Yeah, the NES only emits one voltage—color $1D—for blanking, black, &c.
On the bright side, it's not the hack that was video for the ZX80 (which by default assumed that the TV didn't do any normalizing at all and so just emitted full white during the back porch)
Could you output color $1D in the center of the screen for the same width as the sync pulse, surrounded by black for the porches, and enable a ghetto low-resolution ~30KHz refresh?
Color $0D plus full darkening from all the color emphasis bits gets you something only half the depth of the NES's normal hsync pulse... so not clear whether that would work.
It's easy enough to make a test ROM, though. I just don't have a screen that parses 30kHz Sync-on-luma to test with. (Also, sprites become obnoxious and you lose color, but meh)
mikejmoffitt wrote:
Could you output color $1D in the center of the screen for the same width as the sync pulse, surrounded by black for the porches, and enable a ghetto low-resolution ~30KHz refresh?
I don't think so, because the line timing would be way out of spec for the NTSC signal, so most TVs would probably reject it, plus, the timing of all the signals is stuck in increments of 8 pixels, with the final nail in the coffin being that $0D isn't the sync level, the most it does is distort the picture on some monitors.

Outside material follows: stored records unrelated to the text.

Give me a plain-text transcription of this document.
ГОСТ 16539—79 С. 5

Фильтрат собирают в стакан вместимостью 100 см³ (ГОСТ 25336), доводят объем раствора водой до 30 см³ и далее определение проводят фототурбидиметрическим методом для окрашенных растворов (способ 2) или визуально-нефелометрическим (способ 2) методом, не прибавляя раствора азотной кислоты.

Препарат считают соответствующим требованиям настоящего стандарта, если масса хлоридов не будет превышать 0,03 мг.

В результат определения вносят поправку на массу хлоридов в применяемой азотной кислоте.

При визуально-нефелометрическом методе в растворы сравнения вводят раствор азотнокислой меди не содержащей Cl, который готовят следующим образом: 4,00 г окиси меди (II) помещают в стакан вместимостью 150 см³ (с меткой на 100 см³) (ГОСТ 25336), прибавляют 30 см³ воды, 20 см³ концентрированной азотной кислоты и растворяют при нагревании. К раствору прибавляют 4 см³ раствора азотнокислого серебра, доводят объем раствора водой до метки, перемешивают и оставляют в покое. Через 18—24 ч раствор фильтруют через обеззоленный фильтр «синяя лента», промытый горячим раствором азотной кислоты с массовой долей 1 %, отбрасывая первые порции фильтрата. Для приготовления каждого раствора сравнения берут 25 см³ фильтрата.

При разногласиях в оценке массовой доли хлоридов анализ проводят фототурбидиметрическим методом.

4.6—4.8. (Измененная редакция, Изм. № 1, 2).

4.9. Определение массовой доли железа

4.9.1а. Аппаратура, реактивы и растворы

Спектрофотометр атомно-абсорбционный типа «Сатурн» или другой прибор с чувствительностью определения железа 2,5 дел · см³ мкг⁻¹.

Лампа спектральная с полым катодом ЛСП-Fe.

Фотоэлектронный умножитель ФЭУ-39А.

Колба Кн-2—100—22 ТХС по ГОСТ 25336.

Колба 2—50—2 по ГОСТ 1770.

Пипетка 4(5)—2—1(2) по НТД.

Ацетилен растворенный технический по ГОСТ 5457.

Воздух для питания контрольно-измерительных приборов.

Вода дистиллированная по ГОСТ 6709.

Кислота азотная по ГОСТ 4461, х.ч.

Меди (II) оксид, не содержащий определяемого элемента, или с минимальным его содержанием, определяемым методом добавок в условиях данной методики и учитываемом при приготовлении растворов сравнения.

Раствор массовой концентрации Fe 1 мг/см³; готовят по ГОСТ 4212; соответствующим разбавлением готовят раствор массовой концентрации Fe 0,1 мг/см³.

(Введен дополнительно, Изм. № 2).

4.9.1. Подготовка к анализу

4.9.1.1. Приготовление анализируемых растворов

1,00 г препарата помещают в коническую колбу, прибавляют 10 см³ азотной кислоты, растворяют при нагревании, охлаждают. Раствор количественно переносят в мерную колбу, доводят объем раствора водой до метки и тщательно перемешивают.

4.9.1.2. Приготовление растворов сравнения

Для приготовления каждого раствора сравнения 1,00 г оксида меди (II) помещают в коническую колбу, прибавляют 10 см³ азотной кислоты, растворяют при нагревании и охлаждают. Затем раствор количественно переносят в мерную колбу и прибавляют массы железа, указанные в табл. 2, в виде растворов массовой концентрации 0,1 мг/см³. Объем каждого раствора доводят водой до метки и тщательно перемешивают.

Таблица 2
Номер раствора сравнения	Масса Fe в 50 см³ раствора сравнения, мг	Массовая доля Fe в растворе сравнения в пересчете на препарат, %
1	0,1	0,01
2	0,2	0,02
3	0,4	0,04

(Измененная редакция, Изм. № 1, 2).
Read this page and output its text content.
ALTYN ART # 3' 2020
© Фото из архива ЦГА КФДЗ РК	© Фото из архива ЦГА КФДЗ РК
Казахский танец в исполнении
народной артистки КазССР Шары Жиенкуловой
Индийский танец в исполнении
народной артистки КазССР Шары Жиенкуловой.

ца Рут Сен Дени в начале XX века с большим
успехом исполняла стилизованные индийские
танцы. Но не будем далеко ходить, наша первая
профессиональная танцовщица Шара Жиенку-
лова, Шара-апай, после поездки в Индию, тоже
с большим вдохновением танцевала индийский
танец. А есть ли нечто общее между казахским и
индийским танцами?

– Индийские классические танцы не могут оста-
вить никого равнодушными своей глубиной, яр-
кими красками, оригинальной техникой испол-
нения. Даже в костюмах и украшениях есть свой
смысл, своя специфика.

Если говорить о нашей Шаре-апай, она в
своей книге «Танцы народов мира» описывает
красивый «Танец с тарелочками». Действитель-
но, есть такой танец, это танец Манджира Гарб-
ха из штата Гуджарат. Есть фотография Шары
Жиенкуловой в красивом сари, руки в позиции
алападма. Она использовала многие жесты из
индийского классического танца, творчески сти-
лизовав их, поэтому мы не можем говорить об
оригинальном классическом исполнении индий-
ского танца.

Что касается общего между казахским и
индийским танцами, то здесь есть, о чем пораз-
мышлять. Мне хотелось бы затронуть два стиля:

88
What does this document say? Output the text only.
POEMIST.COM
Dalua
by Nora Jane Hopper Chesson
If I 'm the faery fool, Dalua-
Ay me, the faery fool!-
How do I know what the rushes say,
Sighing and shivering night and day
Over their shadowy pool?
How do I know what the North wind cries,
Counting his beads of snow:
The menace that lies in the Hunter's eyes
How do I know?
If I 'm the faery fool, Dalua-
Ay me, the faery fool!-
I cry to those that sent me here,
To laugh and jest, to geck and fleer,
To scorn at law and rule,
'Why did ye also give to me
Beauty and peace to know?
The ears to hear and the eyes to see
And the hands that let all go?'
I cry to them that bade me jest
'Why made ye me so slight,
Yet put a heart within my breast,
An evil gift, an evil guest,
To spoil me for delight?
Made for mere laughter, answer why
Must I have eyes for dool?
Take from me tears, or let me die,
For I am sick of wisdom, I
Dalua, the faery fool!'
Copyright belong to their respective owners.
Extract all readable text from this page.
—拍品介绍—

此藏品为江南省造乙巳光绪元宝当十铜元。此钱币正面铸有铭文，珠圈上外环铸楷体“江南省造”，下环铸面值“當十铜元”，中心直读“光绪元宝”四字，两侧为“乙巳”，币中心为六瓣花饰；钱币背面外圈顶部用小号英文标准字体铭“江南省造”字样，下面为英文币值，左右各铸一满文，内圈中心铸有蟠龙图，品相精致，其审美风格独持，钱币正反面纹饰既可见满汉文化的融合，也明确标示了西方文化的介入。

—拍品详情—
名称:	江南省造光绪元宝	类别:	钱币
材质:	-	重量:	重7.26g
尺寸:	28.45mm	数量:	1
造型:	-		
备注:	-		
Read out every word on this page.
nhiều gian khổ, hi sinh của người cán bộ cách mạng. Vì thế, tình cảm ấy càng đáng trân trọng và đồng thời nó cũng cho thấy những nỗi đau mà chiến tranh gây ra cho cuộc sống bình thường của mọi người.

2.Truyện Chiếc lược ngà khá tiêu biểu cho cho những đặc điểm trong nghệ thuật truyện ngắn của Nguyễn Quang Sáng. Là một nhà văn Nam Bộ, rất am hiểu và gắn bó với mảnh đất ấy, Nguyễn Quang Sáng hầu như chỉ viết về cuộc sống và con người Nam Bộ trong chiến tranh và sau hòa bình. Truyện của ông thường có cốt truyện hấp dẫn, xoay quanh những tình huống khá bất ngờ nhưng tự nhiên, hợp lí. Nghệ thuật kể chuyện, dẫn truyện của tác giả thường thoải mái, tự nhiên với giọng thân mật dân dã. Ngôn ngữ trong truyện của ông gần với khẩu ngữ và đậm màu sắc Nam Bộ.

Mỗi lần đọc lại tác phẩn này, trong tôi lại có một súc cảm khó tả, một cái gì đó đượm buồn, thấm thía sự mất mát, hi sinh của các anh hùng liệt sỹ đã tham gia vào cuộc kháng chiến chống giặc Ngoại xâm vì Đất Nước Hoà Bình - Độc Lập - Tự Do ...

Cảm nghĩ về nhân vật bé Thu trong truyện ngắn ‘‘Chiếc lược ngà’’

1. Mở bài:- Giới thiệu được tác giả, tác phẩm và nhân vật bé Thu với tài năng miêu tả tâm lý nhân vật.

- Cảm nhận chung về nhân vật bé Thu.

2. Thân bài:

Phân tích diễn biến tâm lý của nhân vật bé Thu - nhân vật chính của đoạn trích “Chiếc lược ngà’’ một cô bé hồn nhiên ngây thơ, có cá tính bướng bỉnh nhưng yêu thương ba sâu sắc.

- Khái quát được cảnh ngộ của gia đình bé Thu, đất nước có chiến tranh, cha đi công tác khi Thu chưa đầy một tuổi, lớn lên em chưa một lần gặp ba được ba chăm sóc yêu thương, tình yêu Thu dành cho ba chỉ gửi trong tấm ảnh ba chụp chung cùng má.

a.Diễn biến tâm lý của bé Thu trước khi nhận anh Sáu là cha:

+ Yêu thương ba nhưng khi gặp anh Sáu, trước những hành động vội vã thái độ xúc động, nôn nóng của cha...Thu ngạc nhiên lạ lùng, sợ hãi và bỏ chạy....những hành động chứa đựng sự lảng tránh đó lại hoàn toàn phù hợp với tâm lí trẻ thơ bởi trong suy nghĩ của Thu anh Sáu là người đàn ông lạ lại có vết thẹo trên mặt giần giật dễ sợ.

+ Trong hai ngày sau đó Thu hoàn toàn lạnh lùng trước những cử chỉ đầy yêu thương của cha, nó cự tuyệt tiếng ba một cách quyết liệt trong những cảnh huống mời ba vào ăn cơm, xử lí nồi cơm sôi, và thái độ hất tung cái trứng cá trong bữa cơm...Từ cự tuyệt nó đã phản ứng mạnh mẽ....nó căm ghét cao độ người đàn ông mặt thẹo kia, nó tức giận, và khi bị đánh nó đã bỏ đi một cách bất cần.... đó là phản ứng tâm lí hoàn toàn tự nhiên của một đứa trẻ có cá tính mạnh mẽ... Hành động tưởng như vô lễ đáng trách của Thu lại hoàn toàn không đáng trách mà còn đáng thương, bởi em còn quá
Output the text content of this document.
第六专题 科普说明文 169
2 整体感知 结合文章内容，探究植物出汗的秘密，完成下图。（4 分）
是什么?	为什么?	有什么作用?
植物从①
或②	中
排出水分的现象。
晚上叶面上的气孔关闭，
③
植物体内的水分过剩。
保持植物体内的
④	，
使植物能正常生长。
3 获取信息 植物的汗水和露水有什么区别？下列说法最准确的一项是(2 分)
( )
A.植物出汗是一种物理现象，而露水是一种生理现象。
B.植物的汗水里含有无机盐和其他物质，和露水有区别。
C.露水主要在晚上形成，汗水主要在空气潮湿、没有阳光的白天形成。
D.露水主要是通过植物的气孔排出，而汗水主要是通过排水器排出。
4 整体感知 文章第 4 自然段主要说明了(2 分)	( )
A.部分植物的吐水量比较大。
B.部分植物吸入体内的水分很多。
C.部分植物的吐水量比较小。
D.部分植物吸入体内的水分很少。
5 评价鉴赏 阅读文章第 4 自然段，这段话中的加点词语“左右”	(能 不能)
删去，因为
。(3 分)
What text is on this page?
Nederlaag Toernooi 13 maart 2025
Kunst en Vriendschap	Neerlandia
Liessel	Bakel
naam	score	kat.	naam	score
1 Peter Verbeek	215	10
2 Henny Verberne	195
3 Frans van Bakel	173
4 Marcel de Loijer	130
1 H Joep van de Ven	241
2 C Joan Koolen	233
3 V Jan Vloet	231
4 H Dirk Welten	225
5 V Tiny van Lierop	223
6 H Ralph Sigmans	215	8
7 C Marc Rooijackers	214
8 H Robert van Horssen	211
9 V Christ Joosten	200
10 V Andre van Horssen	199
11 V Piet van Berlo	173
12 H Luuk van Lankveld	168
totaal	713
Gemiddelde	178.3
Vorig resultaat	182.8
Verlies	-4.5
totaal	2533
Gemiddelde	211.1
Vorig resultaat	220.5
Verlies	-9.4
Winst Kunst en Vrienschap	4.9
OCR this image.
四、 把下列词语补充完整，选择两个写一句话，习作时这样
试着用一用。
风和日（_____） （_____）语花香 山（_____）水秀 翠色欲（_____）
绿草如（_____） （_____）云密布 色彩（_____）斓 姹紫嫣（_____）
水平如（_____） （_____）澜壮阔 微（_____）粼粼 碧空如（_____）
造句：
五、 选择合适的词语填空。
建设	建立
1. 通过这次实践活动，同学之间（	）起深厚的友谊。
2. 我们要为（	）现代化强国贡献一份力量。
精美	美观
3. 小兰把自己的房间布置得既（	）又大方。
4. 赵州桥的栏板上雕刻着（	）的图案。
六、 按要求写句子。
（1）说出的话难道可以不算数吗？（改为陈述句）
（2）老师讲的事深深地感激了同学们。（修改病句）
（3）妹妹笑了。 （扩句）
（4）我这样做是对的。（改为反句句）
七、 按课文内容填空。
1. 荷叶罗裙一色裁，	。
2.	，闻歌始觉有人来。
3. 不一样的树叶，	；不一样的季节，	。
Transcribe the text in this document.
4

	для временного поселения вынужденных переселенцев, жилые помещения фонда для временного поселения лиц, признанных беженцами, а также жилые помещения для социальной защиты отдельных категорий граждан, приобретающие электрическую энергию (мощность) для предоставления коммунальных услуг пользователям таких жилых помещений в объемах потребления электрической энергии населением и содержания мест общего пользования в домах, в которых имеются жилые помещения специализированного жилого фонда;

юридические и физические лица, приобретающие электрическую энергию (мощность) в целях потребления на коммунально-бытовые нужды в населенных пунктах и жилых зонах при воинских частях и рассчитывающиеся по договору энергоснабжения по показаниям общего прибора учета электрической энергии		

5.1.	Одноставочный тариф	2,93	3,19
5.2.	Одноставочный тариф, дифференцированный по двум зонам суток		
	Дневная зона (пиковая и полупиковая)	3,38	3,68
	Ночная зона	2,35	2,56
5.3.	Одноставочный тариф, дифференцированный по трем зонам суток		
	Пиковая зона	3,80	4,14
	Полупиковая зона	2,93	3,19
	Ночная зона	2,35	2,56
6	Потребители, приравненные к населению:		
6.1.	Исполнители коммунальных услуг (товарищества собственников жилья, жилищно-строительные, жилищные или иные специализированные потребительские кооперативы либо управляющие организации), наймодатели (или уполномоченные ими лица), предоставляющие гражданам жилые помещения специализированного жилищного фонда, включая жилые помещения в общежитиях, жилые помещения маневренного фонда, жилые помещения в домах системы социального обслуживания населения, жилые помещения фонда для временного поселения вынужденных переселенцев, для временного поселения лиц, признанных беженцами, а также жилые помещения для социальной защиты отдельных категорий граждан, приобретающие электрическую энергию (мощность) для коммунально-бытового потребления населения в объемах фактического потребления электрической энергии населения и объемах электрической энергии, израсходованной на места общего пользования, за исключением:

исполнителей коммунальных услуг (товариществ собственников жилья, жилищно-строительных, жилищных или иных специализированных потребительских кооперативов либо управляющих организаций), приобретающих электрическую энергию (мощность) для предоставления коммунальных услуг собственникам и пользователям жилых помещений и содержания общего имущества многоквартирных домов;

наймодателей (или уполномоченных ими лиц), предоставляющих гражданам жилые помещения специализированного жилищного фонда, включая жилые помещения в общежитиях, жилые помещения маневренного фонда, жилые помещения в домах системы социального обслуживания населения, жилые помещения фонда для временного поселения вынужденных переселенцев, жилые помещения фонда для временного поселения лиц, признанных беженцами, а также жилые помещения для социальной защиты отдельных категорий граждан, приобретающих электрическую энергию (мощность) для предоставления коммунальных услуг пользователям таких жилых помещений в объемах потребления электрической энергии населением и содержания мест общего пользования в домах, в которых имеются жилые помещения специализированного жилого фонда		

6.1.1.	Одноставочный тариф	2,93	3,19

Well, "distort the picture on some monitors" does mean "is being parsed as a sync pulse" ...
The sync signal doesn't need to be active for the entire time in order to perform horizontal retrace, that's why it's sandwiched by the blanking periods. Color $0D as far as I know only slows the gun down, shrinking the scanline at that point; it doesn't trigger a full retrace. So yes, the monitor may be misinterpreting $0D as a weak sync, but it's never enough to actually trigger a new scanline.
Televisions that could have done the right thing when given a 31kHz sync-on-luma input have only existed for the past 10 years or so, and it would be only likely to be discovered by accident with one of the new TVs that automatically switches between composite and component depending on the presence of red/blue cables. I really think a test is necessary before the possibility can be completely ruled out.
There are plenty of other reasons it might not function, but I'd personally be more suspicious of the vertical blanking time than of the too-high fake sync pulse.
lidnariq wrote:
Televisions that could have done the right thing when given a 31kHz sync-on-luma input have only existed for the past 10 years or so, and it would be only likely to be discovered by accident with one of the new TVs that automatically switches between composite and component depending on the presence of red/blue cables. I really think a test is necessary before the possibility can be completely ruled out.
There are plenty of other reasons it might not function, but I'd personally be more suspicious of the vertical blanking time than of the too-high fake sync pulse.
I should have been more clear. This is something I would want to test using a modern television that can accept a 31KHz sync-on-luma input, like the component input of an HD CRT or a flat panel display. It would be interesting to see if it is willing to sync to something kind of close to a 31KHz "480p" signal.
In a few weeks I will be picking up an everdrive N8. I might whip up a test ROM for this and give it a try.
Doing some simple math: it looks like the "correct" place for the second fake Hsync pulse should be at x≈81, 24 or 25 pixels long, and should be followed by ≈65 blank pixels.
This leaves two ~80-pixel wide fields making up the visible width, if it works.
lidnariq wrote:
Doing some simple math: it looks like the "correct" place for the second fake Hsync pulse should be at x≈81, 24 or 25 pixels long, and should be followed by ≈65 blank pixels.
This leaves two ~80-pixel wide fields making up the visible width, if it works.
Neat! It would be neat to make the world's only 80px-wide "480p" NES game!
Can we split off the "ghetto" custom video modes into a separate thread, please?
Suppose this works and you get an 80x480@60hz picture which works on only a handful of TVs/monitors (and that's if and only if color $0D plus emphasis bits is strong enough to trigger horizontal retrace), which means a doubled vertical resolution at the expense of making pixels 3x wider, and every other scanline is grayscale due to a lack of a colorburst signal and possibly wiggly due to the lack of the pulse signal. Hurrah? Another accomplishment for nesdev?
I'm just saying don't be disappointed when this doesn't work, because it'd be just as disappointing if it did work.
And that's before you have the PPU-variant color-emphasis SNAFU.
To be fair, that only (potentially) affects the red and green bits, so activating all three bits will always result in the darkening, except for RGB PPUs in which it results in complete white.